During the late 19th and early 20th centuries, large numbers of people from northern and western Europe traveled in overcrowded ships to immigrate to the United States. They arrived to escape famine and religious discrimination, to buy farmland and cash in on the Gold Rush. This period also saw the beginning of immigration restrictions, starting with the Chinese Exclusion Act of 1882.
Although Ellis Island had been open since 1892, arrivals at the immigration station reached a peak at the turn of the century. From 1900 to 1915, more than 15 million immigrants came to the United States, with an increasing number from non-English speaking countries.
A massive wave of immigrants came from Ireland, where a potato blight had contributed to widespread famine in the mid-19th century. Foreigners from southern and eastern Europe, including Poland, Hungary, Slovakia and Greece, left their homelands to escape political and economic oppression. People of Jewish descent fled antisemitism in czarist Russia, while poverty drove many Italians to seek better lives in America. Non-Europeans from Syria, Turkey and Armenia were also entering the United States in high numbers, seeking economic opportunity.
Augustus Sherman, an Ellis Island Chief Registry Clerk and amateur photographer, captured his unique view on the immigration influx by bringing his camera to work. Sherman's photos showcase the wide array of cultures represented in the people who passed through the station's doors from 1905 to 1914.

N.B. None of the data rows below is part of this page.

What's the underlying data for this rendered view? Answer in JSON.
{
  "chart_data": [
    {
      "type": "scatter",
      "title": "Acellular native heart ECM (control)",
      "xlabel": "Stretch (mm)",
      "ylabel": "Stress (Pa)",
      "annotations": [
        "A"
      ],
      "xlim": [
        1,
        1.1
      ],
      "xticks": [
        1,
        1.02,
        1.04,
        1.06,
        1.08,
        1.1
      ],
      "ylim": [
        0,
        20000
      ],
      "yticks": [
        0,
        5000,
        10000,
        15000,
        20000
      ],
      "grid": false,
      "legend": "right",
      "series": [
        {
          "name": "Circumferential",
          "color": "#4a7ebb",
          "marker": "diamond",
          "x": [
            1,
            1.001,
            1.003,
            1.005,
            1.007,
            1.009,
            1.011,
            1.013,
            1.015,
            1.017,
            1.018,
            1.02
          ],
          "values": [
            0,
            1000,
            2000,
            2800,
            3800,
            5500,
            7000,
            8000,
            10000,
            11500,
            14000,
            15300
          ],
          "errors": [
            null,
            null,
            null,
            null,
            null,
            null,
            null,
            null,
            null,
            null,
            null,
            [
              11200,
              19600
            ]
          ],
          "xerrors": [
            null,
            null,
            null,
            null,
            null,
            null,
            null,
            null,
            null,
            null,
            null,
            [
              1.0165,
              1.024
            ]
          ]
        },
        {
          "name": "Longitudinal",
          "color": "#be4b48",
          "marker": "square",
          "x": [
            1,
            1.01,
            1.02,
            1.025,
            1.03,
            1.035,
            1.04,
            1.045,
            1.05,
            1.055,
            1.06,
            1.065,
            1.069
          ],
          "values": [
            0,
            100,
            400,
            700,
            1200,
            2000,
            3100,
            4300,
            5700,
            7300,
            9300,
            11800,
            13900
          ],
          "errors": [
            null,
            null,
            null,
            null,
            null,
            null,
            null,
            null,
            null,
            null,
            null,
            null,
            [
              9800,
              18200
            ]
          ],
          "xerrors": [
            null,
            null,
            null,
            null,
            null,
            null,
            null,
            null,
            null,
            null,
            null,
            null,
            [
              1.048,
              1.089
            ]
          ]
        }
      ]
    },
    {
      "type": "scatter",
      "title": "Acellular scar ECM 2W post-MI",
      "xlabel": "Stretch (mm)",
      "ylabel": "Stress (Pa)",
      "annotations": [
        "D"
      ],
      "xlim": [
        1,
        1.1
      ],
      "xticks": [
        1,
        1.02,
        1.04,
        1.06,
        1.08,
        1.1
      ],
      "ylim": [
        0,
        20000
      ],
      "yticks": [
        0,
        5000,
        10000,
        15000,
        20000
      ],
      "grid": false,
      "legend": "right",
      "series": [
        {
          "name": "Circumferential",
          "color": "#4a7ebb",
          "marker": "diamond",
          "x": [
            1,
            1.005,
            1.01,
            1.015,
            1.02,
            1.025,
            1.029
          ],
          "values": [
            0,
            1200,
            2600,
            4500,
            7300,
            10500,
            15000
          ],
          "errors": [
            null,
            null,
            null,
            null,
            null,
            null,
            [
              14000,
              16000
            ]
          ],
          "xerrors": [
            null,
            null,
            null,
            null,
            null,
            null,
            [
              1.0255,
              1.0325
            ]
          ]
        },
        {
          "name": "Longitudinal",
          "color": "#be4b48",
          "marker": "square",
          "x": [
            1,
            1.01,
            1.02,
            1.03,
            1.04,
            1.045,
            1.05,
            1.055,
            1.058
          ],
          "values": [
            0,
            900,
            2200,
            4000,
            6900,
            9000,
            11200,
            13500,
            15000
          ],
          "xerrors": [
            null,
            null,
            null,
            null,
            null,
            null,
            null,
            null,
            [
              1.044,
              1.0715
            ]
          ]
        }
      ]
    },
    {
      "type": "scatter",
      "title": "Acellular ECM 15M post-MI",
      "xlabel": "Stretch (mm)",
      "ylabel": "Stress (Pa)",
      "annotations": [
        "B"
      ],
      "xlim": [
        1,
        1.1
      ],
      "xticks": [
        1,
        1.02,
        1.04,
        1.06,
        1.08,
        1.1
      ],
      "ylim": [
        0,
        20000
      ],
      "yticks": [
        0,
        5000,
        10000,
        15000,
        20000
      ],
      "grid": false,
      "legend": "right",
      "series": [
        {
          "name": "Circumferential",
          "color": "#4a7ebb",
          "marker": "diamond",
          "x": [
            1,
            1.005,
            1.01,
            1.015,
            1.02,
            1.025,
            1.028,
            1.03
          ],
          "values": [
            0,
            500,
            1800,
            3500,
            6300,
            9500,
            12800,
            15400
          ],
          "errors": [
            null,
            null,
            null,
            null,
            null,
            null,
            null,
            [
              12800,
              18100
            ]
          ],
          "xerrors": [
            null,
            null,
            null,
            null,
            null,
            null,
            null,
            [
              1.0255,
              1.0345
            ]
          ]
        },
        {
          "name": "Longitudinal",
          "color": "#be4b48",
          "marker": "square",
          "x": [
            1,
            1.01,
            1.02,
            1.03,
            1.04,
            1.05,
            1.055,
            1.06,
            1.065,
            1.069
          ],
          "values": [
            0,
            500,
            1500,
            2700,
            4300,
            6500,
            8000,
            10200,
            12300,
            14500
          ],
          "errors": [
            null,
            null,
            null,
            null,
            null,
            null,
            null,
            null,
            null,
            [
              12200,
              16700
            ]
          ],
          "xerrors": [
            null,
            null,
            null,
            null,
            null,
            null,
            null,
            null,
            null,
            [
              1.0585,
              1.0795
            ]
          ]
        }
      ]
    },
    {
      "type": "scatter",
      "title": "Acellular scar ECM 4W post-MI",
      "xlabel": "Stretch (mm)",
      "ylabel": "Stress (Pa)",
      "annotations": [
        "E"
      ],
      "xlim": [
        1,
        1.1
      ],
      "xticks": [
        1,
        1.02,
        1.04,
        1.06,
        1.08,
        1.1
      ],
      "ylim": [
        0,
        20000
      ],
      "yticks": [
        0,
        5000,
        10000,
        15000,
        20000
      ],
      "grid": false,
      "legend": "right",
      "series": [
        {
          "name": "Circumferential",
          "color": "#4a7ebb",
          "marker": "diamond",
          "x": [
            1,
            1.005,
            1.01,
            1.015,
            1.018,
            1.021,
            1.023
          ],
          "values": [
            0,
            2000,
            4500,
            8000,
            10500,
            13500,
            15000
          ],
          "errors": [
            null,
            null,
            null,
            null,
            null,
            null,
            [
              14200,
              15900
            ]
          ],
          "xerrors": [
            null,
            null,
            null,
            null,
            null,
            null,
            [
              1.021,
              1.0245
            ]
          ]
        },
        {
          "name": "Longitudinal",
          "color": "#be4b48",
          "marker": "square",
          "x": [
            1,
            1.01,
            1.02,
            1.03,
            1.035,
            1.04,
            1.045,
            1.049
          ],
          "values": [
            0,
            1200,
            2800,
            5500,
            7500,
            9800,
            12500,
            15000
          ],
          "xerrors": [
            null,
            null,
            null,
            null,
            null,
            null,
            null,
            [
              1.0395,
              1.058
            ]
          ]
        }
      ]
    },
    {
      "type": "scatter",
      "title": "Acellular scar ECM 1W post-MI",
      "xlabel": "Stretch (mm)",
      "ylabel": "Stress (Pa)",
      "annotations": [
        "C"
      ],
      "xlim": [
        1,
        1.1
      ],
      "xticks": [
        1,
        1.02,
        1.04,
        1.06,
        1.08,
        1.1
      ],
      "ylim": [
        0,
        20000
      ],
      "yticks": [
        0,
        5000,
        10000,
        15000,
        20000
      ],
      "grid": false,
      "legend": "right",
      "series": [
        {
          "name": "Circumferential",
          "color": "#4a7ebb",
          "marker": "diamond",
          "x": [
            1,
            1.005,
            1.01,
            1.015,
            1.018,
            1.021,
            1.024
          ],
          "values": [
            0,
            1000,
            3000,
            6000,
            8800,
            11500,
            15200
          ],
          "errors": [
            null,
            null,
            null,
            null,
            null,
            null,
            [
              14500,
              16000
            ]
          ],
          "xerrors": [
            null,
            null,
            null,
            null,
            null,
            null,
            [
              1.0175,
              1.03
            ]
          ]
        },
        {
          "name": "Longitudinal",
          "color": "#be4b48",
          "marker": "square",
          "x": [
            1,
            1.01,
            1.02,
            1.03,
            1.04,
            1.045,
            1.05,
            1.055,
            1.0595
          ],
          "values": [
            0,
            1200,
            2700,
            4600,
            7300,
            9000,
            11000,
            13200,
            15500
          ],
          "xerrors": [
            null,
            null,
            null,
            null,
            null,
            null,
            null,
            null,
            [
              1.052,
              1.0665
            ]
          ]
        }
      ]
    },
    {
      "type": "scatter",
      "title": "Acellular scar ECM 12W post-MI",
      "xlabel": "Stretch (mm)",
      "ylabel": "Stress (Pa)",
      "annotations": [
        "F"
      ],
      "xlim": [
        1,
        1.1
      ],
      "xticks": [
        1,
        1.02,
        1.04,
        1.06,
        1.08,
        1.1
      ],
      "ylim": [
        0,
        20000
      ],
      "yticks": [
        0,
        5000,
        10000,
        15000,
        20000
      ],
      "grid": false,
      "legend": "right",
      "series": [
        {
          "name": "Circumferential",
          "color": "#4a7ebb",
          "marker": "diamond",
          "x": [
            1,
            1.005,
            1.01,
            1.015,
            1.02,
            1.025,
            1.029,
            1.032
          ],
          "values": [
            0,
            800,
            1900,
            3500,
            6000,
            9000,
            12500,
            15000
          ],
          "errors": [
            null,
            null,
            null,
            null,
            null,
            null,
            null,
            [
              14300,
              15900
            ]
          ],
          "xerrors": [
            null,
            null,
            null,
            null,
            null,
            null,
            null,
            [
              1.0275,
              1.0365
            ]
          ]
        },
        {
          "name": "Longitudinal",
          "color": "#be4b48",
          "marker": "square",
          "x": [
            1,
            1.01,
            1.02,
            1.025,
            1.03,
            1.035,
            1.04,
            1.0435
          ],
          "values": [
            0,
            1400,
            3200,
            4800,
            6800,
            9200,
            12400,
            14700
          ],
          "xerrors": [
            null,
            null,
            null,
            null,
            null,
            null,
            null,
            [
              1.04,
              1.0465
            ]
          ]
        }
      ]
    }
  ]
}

The onset of World War I in 1914 eventually slowed the flow of immigrants into the country and foreigners increasingly became targets of suspicion. In the 1920s, legislation set further limits on immigration, including a quota system that restricted entry to 2 percent of the total number of people of each nationality in America. By 1954, Ellis Island, the starting point for millions of immigrants who would contribute to a diverse nation, would finally close its doors.